Q. Response to Two Rings: Really? No consideration given to whose hand wears the ring? Seems like a small thing to get insecure about; I'm shocked you didn't caution her as to what might be the next thing he isn't enthusiastic about.
A: It is also a small thing for her dig in about. Obviously it would be unfortunate for this to escalate to: "Pry this ring off my cold, dead hand." Other readers are suggesting that since she's invested so much meaning in the ring, that she repurpose it. She could have it melted into a charm that represents her children, for example.
Q. Maybe a Boy's Best Friend Shouldn't Be His Mother...: My boyfriend is a successful, respected photographer in our artsy city. He keeps a set of artistic nudes of a beautiful woman hanging in his apartment. I never minded the nude part until, recently, I found out who the woman was: his mom. He doesn't have a weirdly close relationship with her, but the photos still creep me out a bit, because aren't there some things that even an artistic license can't cover? Otherwise he's a wonderful man, but I'm unsure if I should talk to him about this—these photos have sentimental meaning to him, I guess—or just hit the road. Your thoughts?
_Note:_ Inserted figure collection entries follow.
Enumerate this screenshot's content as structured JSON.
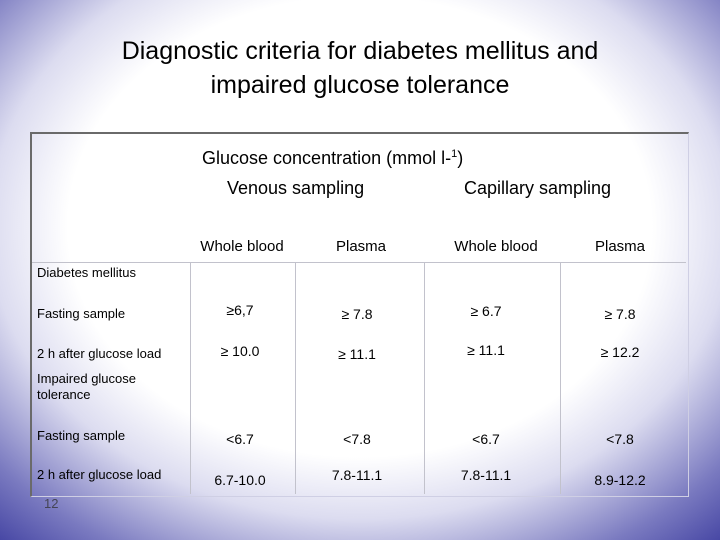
{
  "slide": {
    "title_line1": "Diagnostic criteria for diabetes mellitus and",
    "title_line2": "impaired glucose tolerance",
    "page_number": "12"
  },
  "table": {
    "group_header": "Glucose concentration (mmol l-",
    "group_header_sup": "1",
    "group_header_end": ")",
    "venous_label": "Venous sampling",
    "capillary_label": "Capillary sampling",
    "columns": [
      "Whole blood",
      "Plasma",
      "Whole blood",
      "Plasma"
    ],
    "sections": [
      {
        "label": "Diabetes mellitus",
        "rows": [
          {
            "label": "Fasting sample",
            "values": [
              "≥6,7",
              "≥ 7.8",
              "≥ 6.7",
              "≥ 7.8"
            ]
          },
          {
            "label": "2 h after glucose load",
            "values": [
              "≥ 10.0",
              "≥ 11.1",
              "≥ 11.1",
              "≥ 12.2"
            ]
          }
        ]
      },
      {
        "label": "Impaired glucose tolerance",
        "rows": [
          {
            "label": "Fasting sample",
            "values": [
              "<6.7",
              "<7.8",
              "<6.7",
              "<7.8"
            ]
          },
          {
            "label": "2 h after glucose load",
            "values": [
              "6.7-10.0",
              "7.8-11.1",
              "7.8-11.1",
              "8.9-12.2"
            ]
          }
        ]
      }
    ]
  }
}
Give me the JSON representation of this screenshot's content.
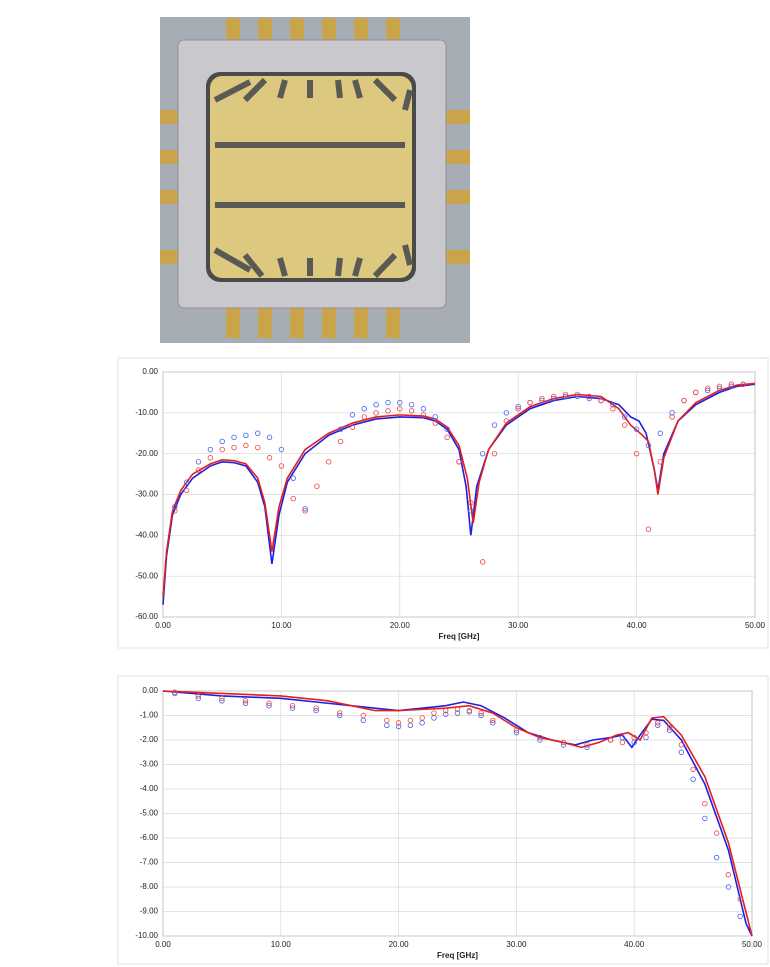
{
  "chart_data": [
    {
      "type": "line",
      "xlabel": "Freq [GHz]",
      "grid": true,
      "xlim": [
        0,
        50
      ],
      "ylim": [
        -60,
        0
      ],
      "xticks": [
        {
          "value": 0,
          "label": "0.00"
        },
        {
          "value": 10,
          "label": "10.00"
        },
        {
          "value": 20,
          "label": "20.00"
        },
        {
          "value": 30,
          "label": "30.00"
        },
        {
          "value": 40,
          "label": "40.00"
        },
        {
          "value": 50,
          "label": "50.00"
        }
      ],
      "yticks": [
        {
          "value": -60,
          "label": "-60.00"
        },
        {
          "value": -50,
          "label": "-50.00"
        },
        {
          "value": -40,
          "label": "-40.00"
        },
        {
          "value": -30,
          "label": "-30.00"
        },
        {
          "value": -20,
          "label": "-20.00"
        },
        {
          "value": -10,
          "label": "-10.00"
        },
        {
          "value": 0,
          "label": "0.00"
        }
      ],
      "series": [
        {
          "color": "#1f1fe0",
          "mode": "line",
          "x": [
            0,
            0.3,
            0.8,
            1.5,
            2.5,
            4,
            5,
            6,
            7,
            8,
            8.6,
            9.2,
            9.8,
            10.5,
            12,
            14,
            16,
            18,
            20,
            22,
            23,
            24,
            25,
            25.6,
            26,
            26.5,
            27.5,
            29,
            31,
            33,
            35,
            37,
            38.5,
            39.5,
            40.2,
            40.8,
            41.5,
            41.8,
            42.3,
            43.5,
            45,
            47,
            48.5,
            50
          ],
          "values": [
            -57,
            -45,
            -35,
            -30,
            -26,
            -23,
            -22,
            -22.2,
            -23,
            -27,
            -33,
            -47,
            -35,
            -27,
            -20,
            -15.5,
            -13,
            -11.5,
            -11,
            -11.2,
            -12,
            -14,
            -19,
            -28,
            -40,
            -28,
            -19,
            -13,
            -9,
            -7,
            -6,
            -6.5,
            -8,
            -11,
            -12,
            -15,
            -24,
            -29,
            -20,
            -12,
            -8,
            -5,
            -3.5,
            -3
          ]
        },
        {
          "color": "#e02020",
          "mode": "line",
          "x": [
            0,
            0.3,
            0.8,
            1.5,
            2.5,
            4,
            5,
            6,
            7,
            8,
            8.6,
            9.2,
            9.8,
            10.5,
            12,
            14,
            16,
            18,
            20,
            22,
            23,
            24,
            25,
            25.7,
            26.2,
            26.7,
            27.5,
            29,
            31,
            33,
            35,
            37,
            38.5,
            39.5,
            40.5,
            41,
            41.5,
            41.8,
            42.3,
            43.5,
            45,
            47,
            48.5,
            50
          ],
          "values": [
            -55,
            -44,
            -34,
            -29,
            -25,
            -22.5,
            -21.5,
            -21.7,
            -22.5,
            -26,
            -32,
            -44,
            -33,
            -26,
            -19,
            -15,
            -12.5,
            -11,
            -10.5,
            -10.8,
            -11.5,
            -13.5,
            -18,
            -26,
            -37,
            -27,
            -19,
            -12.5,
            -8.5,
            -6.5,
            -5.5,
            -6,
            -9,
            -13,
            -15.5,
            -17,
            -24,
            -30,
            -21,
            -12,
            -7.5,
            -4.5,
            -3.2,
            -2.8
          ]
        },
        {
          "color": "#4060f0",
          "mode": "markers",
          "x": [
            1,
            2,
            3,
            4,
            5,
            6,
            7,
            8,
            9,
            10,
            11,
            12,
            15,
            16,
            17,
            18,
            19,
            20,
            21,
            22,
            23,
            24,
            25,
            26,
            27,
            28,
            29,
            30,
            31,
            32,
            33,
            34,
            35,
            36,
            37,
            38,
            39,
            40,
            41,
            42,
            43,
            44,
            45,
            46,
            47,
            48,
            49
          ],
          "values": [
            -33,
            -27,
            -22,
            -19,
            -17,
            -16,
            -15.5,
            -15,
            -16,
            -19,
            -26,
            -33.5,
            -14,
            -10.5,
            -9,
            -8,
            -7.5,
            -7.5,
            -8,
            -9,
            -11,
            -14,
            -22,
            -34,
            -20,
            -13,
            -10,
            -8.5,
            -7.5,
            -7,
            -6.5,
            -6,
            -6,
            -6.5,
            -7,
            -8,
            -11,
            -14,
            -18,
            -15,
            -10,
            -7,
            -5,
            -4.5,
            -4,
            -3.5,
            -3
          ]
        },
        {
          "color": "#f04040",
          "mode": "markers",
          "x": [
            1,
            2,
            3,
            4,
            5,
            6,
            7,
            8,
            9,
            10,
            11,
            12,
            13,
            14,
            15,
            16,
            17,
            18,
            19,
            20,
            21,
            22,
            23,
            24,
            25,
            26,
            27,
            28,
            29,
            30,
            31,
            32,
            33,
            34,
            35,
            36,
            37,
            38,
            39,
            40,
            41,
            42,
            43,
            44,
            45,
            46,
            47,
            48,
            49
          ],
          "values": [
            -34,
            -29,
            -24,
            -21,
            -19,
            -18.5,
            -18,
            -18.5,
            -21,
            -23,
            -31,
            -34,
            -28,
            -22,
            -17,
            -13.5,
            -11,
            -10,
            -9.5,
            -9,
            -9.5,
            -10.5,
            -12.5,
            -16,
            -22,
            -32,
            -46.5,
            -20,
            -12,
            -9,
            -7.5,
            -6.5,
            -6,
            -5.5,
            -5.5,
            -6,
            -7,
            -9,
            -13,
            -20,
            -38.5,
            -22,
            -11,
            -7,
            -5,
            -4,
            -3.5,
            -3,
            -3
          ]
        }
      ]
    },
    {
      "type": "line",
      "xlabel": "Freq [GHz]",
      "grid": true,
      "xlim": [
        0,
        50
      ],
      "ylim": [
        -10,
        0
      ],
      "xticks": [
        {
          "value": 0,
          "label": "0.00"
        },
        {
          "value": 10,
          "label": "10.00"
        },
        {
          "value": 20,
          "label": "20.00"
        },
        {
          "value": 30,
          "label": "30.00"
        },
        {
          "value": 40,
          "label": "40.00"
        },
        {
          "value": 50,
          "label": "50.00"
        }
      ],
      "yticks": [
        {
          "value": -10,
          "label": "-10.00"
        },
        {
          "value": -9,
          "label": "-9.00"
        },
        {
          "value": -8,
          "label": "-8.00"
        },
        {
          "value": -7,
          "label": "-7.00"
        },
        {
          "value": -6,
          "label": "-6.00"
        },
        {
          "value": -5,
          "label": "-5.00"
        },
        {
          "value": -4,
          "label": "-4.00"
        },
        {
          "value": -3,
          "label": "-3.00"
        },
        {
          "value": -2,
          "label": "-2.00"
        },
        {
          "value": -1,
          "label": "-1.00"
        },
        {
          "value": 0,
          "label": "0.00"
        }
      ],
      "series": [
        {
          "color": "#1f1fe0",
          "mode": "line",
          "x": [
            0,
            5,
            10,
            14,
            18,
            20,
            22,
            24,
            25.5,
            27,
            29,
            31,
            33,
            35,
            36.5,
            38,
            39,
            39.8,
            40.5,
            41.5,
            42.5,
            44,
            46,
            48,
            49.5,
            50
          ],
          "values": [
            0,
            -0.2,
            -0.3,
            -0.5,
            -0.7,
            -0.8,
            -0.7,
            -0.6,
            -0.45,
            -0.6,
            -1.1,
            -1.7,
            -2.0,
            -2.2,
            -2.0,
            -1.9,
            -1.8,
            -2.3,
            -1.8,
            -1.15,
            -1.2,
            -2.0,
            -3.8,
            -6.5,
            -9.5,
            -10
          ]
        },
        {
          "color": "#e02020",
          "mode": "line",
          "x": [
            0,
            5,
            10,
            14,
            18,
            20,
            22,
            24,
            26,
            28,
            30,
            32,
            34,
            35.5,
            37,
            38.5,
            39.5,
            40.5,
            41.5,
            42.5,
            44,
            46,
            48,
            50
          ],
          "values": [
            0,
            -0.1,
            -0.2,
            -0.4,
            -0.8,
            -0.8,
            -0.75,
            -0.7,
            -0.6,
            -0.9,
            -1.5,
            -1.9,
            -2.1,
            -2.3,
            -2.1,
            -1.8,
            -1.7,
            -2.0,
            -1.1,
            -1.05,
            -1.8,
            -3.5,
            -6.2,
            -10
          ]
        },
        {
          "color": "#4060f0",
          "mode": "markers",
          "x": [
            1,
            3,
            5,
            7,
            9,
            11,
            13,
            15,
            17,
            19,
            20,
            21,
            22,
            23,
            24,
            25,
            26,
            27,
            28,
            30,
            32,
            34,
            36,
            38,
            39,
            40,
            41,
            42,
            43,
            44,
            45,
            46,
            47,
            48,
            49
          ],
          "values": [
            -0.1,
            -0.3,
            -0.4,
            -0.5,
            -0.6,
            -0.7,
            -0.8,
            -1.0,
            -1.2,
            -1.4,
            -1.45,
            -1.4,
            -1.3,
            -1.1,
            -0.95,
            -0.9,
            -0.85,
            -1.0,
            -1.3,
            -1.7,
            -2.0,
            -2.2,
            -2.3,
            -2.0,
            -1.9,
            -2.1,
            -1.9,
            -1.4,
            -1.6,
            -2.5,
            -3.6,
            -5.2,
            -6.8,
            -8.0,
            -9.2
          ]
        },
        {
          "color": "#f04040",
          "mode": "markers",
          "x": [
            1,
            3,
            5,
            7,
            9,
            11,
            13,
            15,
            17,
            19,
            20,
            21,
            22,
            23,
            24,
            25,
            26,
            27,
            28,
            30,
            32,
            34,
            36,
            38,
            39,
            40,
            41,
            42,
            43,
            44,
            45,
            46,
            47,
            48,
            49
          ],
          "values": [
            -0.05,
            -0.2,
            -0.3,
            -0.4,
            -0.5,
            -0.6,
            -0.7,
            -0.9,
            -1.0,
            -1.2,
            -1.3,
            -1.2,
            -1.1,
            -0.9,
            -0.8,
            -0.75,
            -0.8,
            -0.9,
            -1.2,
            -1.6,
            -1.9,
            -2.1,
            -2.2,
            -2.0,
            -2.1,
            -1.9,
            -1.7,
            -1.3,
            -1.5,
            -2.2,
            -3.2,
            -4.6,
            -5.8,
            -7.5,
            -8.5
          ]
        }
      ]
    }
  ]
}
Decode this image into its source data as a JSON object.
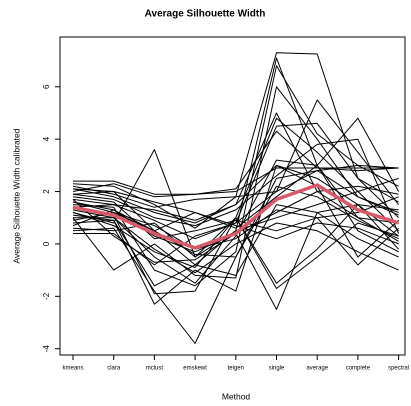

A: My thought is I have just the guy for Mom! Last week I ran a letter in the column about a stepfather who was a painter who did nude portraits of his stepdaughter. I agree that an adult child posing nude for a parent, or a parent posing nude for an adult child is odd. Many people wrote to say posing nude for an artist is not sexual, which I know, having done it myself for art students for a Slate “Human Guinea Pig” column. Nonetheless, I wouldn't have modeled for my Uncle Joel had he decided to take up painting. I understand your discomfort at discovering who the model is, but context is everything. Without acting creeped out or sounding accusatory, you can say you were surprised to find out the photos were of his mother—you can add that you hope you look that good at her age. Being able to hear him talk about the sessions should be reassuring (unless he says, "My mom—the most beautiful woman in the world!"). This surely isn't something worth running over—unless during the discussion he puts on the soundtrack from Psycho.